Thinking about waiting out the recession by improving yourself at school? You're not alone - especially if you're planning on earning your master's degree.
A 2011 survey conducted by the U.S. Department of Education, "The Condition of Education," found that 49 percent more master's degrees were awarded in 2008-2009 than the decade before.
And statistics show that going back to school could have high returns when it comes to seeking employment. According to the U.S. Department of Labor's 2011 figures, those with a master's degree have a much lower unemployment rate than those who only have a high school diploma: four percent compared to 10.3 percent.
Perhaps the most important choice you could make, especially in today's economy, is which master's degree to pursue.
To help, we looked at Forbes' 2010 list of best master's degrees for this economy. The list took into account salary and job growth data from PayScale and the Department of Labor to determine which master's degrees would likely yield the best job opportunities over the next decade.
Check out five of these master's degrees - and see if any are right for you.
Are you engaging, ambitious, and a natural leader? You could polish those skills and hone your leadership abilities in an MBA program.
- Projected employment growth: 17 percent
- Mid-career median pay: $109,000
- Potential career paths: Business development manager, senior financial analyst, management consultant
An MBA can help you gain real-world skills that could land you managerial or executive positions in almost any industry. It could also help you get your career going. According to an August 2011 Forbes article, hiring is picking up for MBA grads, with 57 percent getting a job offer prior to graduating.
Are you always up to date on the latest gadgets and gizmos, and fascinated by all things high-tech? Then grab your state-of-the-art laptop, and get to work on a master's in information technology.
- Projected employment growth: 29 percent
- Mid-career median pay: $97,200
- Potential career paths: IT project manager, software developer, IT specialist
Students in IT master's programs will receive advanced instruction in how computer systems support the overall operations of businesses and other organizations. And because technology is evolving so quickly among many fields, those with a master's in IT should be sought after to handle these advancements across a variety of sectors, says the Department of Labor.
If you're known as a natural people person, and good at understanding others' needs and concerns, a master's degree in human resources management could be right for you.
- Projected employment growth: 22 percent
- Mid-career median pay: $81,900
- Potential career paths: Human resources consultant, recruiter, human resources manager
Companies large and small require professionals to oversee everything from hiring and training to the sometimes-thorny issues of compensation and benefits. Earning a master's degree in human resources management could help you understand all these and more issues, plus the legal, ethical, and financial aspects of managing employees.
If you've always been immersed in the world of computers, turn that passion into a future with a master's degree in computer science.

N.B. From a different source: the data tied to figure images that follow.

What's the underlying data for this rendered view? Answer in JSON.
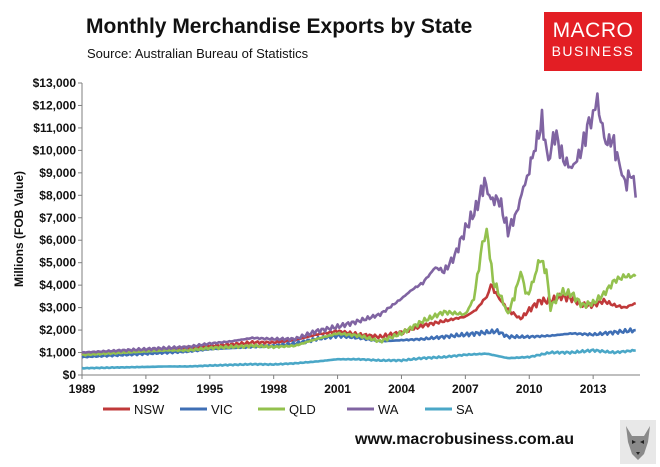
{
  "header": {
    "title": "Monthly Merchandise Exports by State",
    "subtitle": "Source: Australian Bureau of Statistics"
  },
  "logo": {
    "line1": "MACRO",
    "line2": "BUSINESS"
  },
  "footer": {
    "url": "www.macrobusiness.com.au",
    "mascot_icon": "wolf-icon"
  },
  "chart_data": {
    "type": "line",
    "title": "Monthly Merchandise Exports by State",
    "ylabel": "Millions (FOB Value)",
    "xlabel": "",
    "xlim": [
      1989,
      2015.2
    ],
    "ylim": [
      0,
      13000
    ],
    "x_ticks": [
      "1989",
      "1992",
      "1995",
      "1998",
      "2001",
      "2004",
      "2007",
      "2010",
      "2013"
    ],
    "y_ticks": [
      "$0",
      "$1,000",
      "$2,000",
      "$3,000",
      "$4,000",
      "$5,000",
      "$6,000",
      "$7,000",
      "$8,000",
      "$9,000",
      "$10,000",
      "$11,000",
      "$12,000",
      "$13,000"
    ],
    "grid": false,
    "legend": "bottom",
    "series": [
      {
        "name": "NSW",
        "color": "#c0393a",
        "points": [
          [
            1989,
            900
          ],
          [
            1990,
            1000
          ],
          [
            1991,
            1050
          ],
          [
            1992,
            1100
          ],
          [
            1993,
            1150
          ],
          [
            1994,
            1200
          ],
          [
            1995,
            1300
          ],
          [
            1996,
            1350
          ],
          [
            1997,
            1450
          ],
          [
            1998,
            1450
          ],
          [
            1999,
            1550
          ],
          [
            2000,
            1800
          ],
          [
            2001,
            1950
          ],
          [
            2002,
            1800
          ],
          [
            2003,
            1700
          ],
          [
            2004,
            1900
          ],
          [
            2005,
            2200
          ],
          [
            2006,
            2400
          ],
          [
            2007,
            2600
          ],
          [
            2007.5,
            2900
          ],
          [
            2008,
            3500
          ],
          [
            2008.2,
            4000
          ],
          [
            2008.6,
            3400
          ],
          [
            2009,
            2900
          ],
          [
            2009.6,
            2500
          ],
          [
            2010,
            2900
          ],
          [
            2010.5,
            3300
          ],
          [
            2011,
            3300
          ],
          [
            2011.5,
            3500
          ],
          [
            2012,
            3400
          ],
          [
            2012.5,
            3100
          ],
          [
            2013,
            3100
          ],
          [
            2013.5,
            3300
          ],
          [
            2014,
            3100
          ],
          [
            2014.5,
            3000
          ],
          [
            2015,
            3200
          ]
        ]
      },
      {
        "name": "VIC",
        "color": "#3f6fb5",
        "points": [
          [
            1989,
            800
          ],
          [
            1990,
            850
          ],
          [
            1991,
            900
          ],
          [
            1992,
            950
          ],
          [
            1993,
            1000
          ],
          [
            1994,
            1050
          ],
          [
            1995,
            1150
          ],
          [
            1996,
            1200
          ],
          [
            1997,
            1250
          ],
          [
            1998,
            1300
          ],
          [
            1999,
            1400
          ],
          [
            2000,
            1600
          ],
          [
            2001,
            1750
          ],
          [
            2002,
            1650
          ],
          [
            2003,
            1500
          ],
          [
            2004,
            1550
          ],
          [
            2005,
            1600
          ],
          [
            2006,
            1700
          ],
          [
            2007,
            1800
          ],
          [
            2008,
            1900
          ],
          [
            2008.5,
            1950
          ],
          [
            2009,
            1700
          ],
          [
            2010,
            1700
          ],
          [
            2011,
            1750
          ],
          [
            2012,
            1850
          ],
          [
            2013,
            1800
          ],
          [
            2014,
            1900
          ],
          [
            2015,
            2000
          ]
        ]
      },
      {
        "name": "QLD",
        "color": "#93c14e",
        "points": [
          [
            1989,
            900
          ],
          [
            1990,
            950
          ],
          [
            1991,
            1000
          ],
          [
            1992,
            1050
          ],
          [
            1993,
            1100
          ],
          [
            1994,
            1100
          ],
          [
            1995,
            1200
          ],
          [
            1996,
            1250
          ],
          [
            1997,
            1300
          ],
          [
            1998,
            1250
          ],
          [
            1999,
            1300
          ],
          [
            2000,
            1600
          ],
          [
            2001,
            1850
          ],
          [
            2002,
            1750
          ],
          [
            2003,
            1500
          ],
          [
            2004,
            1850
          ],
          [
            2005,
            2400
          ],
          [
            2006,
            2800
          ],
          [
            2007,
            2700
          ],
          [
            2007.4,
            3400
          ],
          [
            2007.8,
            5800
          ],
          [
            2008.0,
            6500
          ],
          [
            2008.3,
            4200
          ],
          [
            2008.7,
            3400
          ],
          [
            2009,
            2700
          ],
          [
            2009.3,
            3500
          ],
          [
            2009.6,
            4600
          ],
          [
            2009.9,
            3500
          ],
          [
            2010.2,
            4200
          ],
          [
            2010.5,
            5200
          ],
          [
            2010.8,
            4600
          ],
          [
            2011,
            3000
          ],
          [
            2011.5,
            3700
          ],
          [
            2012,
            3600
          ],
          [
            2012.5,
            3100
          ],
          [
            2013,
            3200
          ],
          [
            2013.5,
            3600
          ],
          [
            2014,
            4200
          ],
          [
            2014.5,
            4400
          ],
          [
            2015,
            4400
          ]
        ]
      },
      {
        "name": "WA",
        "color": "#8064a2",
        "points": [
          [
            1989,
            1000
          ],
          [
            1990,
            1050
          ],
          [
            1991,
            1100
          ],
          [
            1992,
            1150
          ],
          [
            1993,
            1200
          ],
          [
            1994,
            1250
          ],
          [
            1995,
            1400
          ],
          [
            1996,
            1500
          ],
          [
            1997,
            1650
          ],
          [
            1998,
            1600
          ],
          [
            1999,
            1600
          ],
          [
            2000,
            1950
          ],
          [
            2001,
            2150
          ],
          [
            2002,
            2400
          ],
          [
            2003,
            2700
          ],
          [
            2004,
            3400
          ],
          [
            2004.5,
            3800
          ],
          [
            2005,
            4100
          ],
          [
            2005.6,
            4800
          ],
          [
            2006,
            4600
          ],
          [
            2006.5,
            5300
          ],
          [
            2007,
            6500
          ],
          [
            2007.5,
            7400
          ],
          [
            2007.9,
            8600
          ],
          [
            2008.2,
            7800
          ],
          [
            2008.6,
            7800
          ],
          [
            2009,
            6400
          ],
          [
            2009.4,
            7200
          ],
          [
            2009.8,
            8600
          ],
          [
            2010,
            9200
          ],
          [
            2010.3,
            10200
          ],
          [
            2010.6,
            11300
          ],
          [
            2010.9,
            9500
          ],
          [
            2011.2,
            10800
          ],
          [
            2011.6,
            9600
          ],
          [
            2012,
            9200
          ],
          [
            2012.4,
            9900
          ],
          [
            2012.8,
            11200
          ],
          [
            2013,
            11700
          ],
          [
            2013.2,
            12100
          ],
          [
            2013.6,
            10300
          ],
          [
            2013.9,
            10500
          ],
          [
            2014.2,
            9500
          ],
          [
            2014.5,
            8500
          ],
          [
            2014.8,
            9000
          ],
          [
            2015.0,
            7900
          ]
        ]
      },
      {
        "name": "SA",
        "color": "#4aa7c7",
        "points": [
          [
            1989,
            300
          ],
          [
            1990,
            320
          ],
          [
            1991,
            340
          ],
          [
            1992,
            360
          ],
          [
            1993,
            380
          ],
          [
            1994,
            380
          ],
          [
            1995,
            420
          ],
          [
            1996,
            450
          ],
          [
            1997,
            480
          ],
          [
            1998,
            470
          ],
          [
            1999,
            520
          ],
          [
            2000,
            600
          ],
          [
            2001,
            700
          ],
          [
            2002,
            700
          ],
          [
            2003,
            650
          ],
          [
            2004,
            650
          ],
          [
            2005,
            750
          ],
          [
            2006,
            800
          ],
          [
            2007,
            900
          ],
          [
            2008,
            950
          ],
          [
            2009,
            750
          ],
          [
            2010,
            800
          ],
          [
            2011,
            1000
          ],
          [
            2012,
            1000
          ],
          [
            2013,
            1100
          ],
          [
            2014,
            1000
          ],
          [
            2015,
            1100
          ]
        ]
      }
    ]
  }
}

With the integration of new software programs across economic sectors, this field is expected to reach new heights.
- Projected employment growth: 27 percent
- Mid-career median pay: $111,000
- Potential career paths: Database administrator, information technology consultant, software architect
According to Forbes, this is one of the best advanced degrees to get, due to the combination of growth and pay opportunities. While no two programs are the same, the University of Arizona reports that classes on algorithms, operating systems, networks, and databases could be part of a computer science master's program. The knowledge gained in these types of courses could help students pursue management positions in the technology sector.

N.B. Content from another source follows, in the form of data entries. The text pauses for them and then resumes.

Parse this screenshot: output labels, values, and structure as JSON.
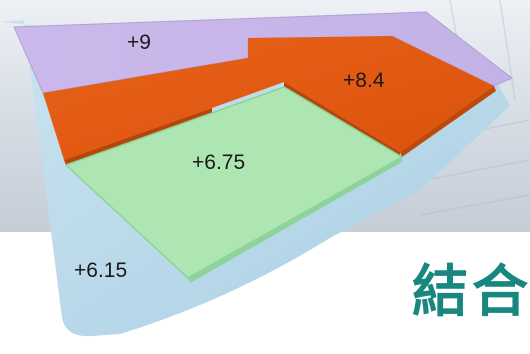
{
  "levels": {
    "top": "+9",
    "upper": "+8.4",
    "middle": "+6.75",
    "ground": "+6.15"
  },
  "caption": "結合",
  "colors": {
    "top": "#c8b6ea",
    "upper": "#e45a10",
    "middle": "#aee6b4",
    "ground": "#bcdcec",
    "caption": "#17877f",
    "backdrop": "#dde3ea"
  }
}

If you're the one your friends turn to when they need complicated economic news explained (what's a debt ceiling?), you may fit in well earning a master's in economics.
- Projected employment growth: 19 percent
- Mid-career median pay: $108,000
- Potential career paths: Economist, financial analyst, business analyst
According to the University of North Carolina, classes for a master's degree in economics may include health economics, international trade and development, labor economics, and microeconomic theory. As you can tell from the broad spectrum of topics covered by these courses, an economics degree could help you seek work in a wide variety of fields.
* All worthwhile factors - projected employment growth, mid-career median pay, and potential career paths - information is from Forbes' "Best Master's Degrees for Jobs", May 2010.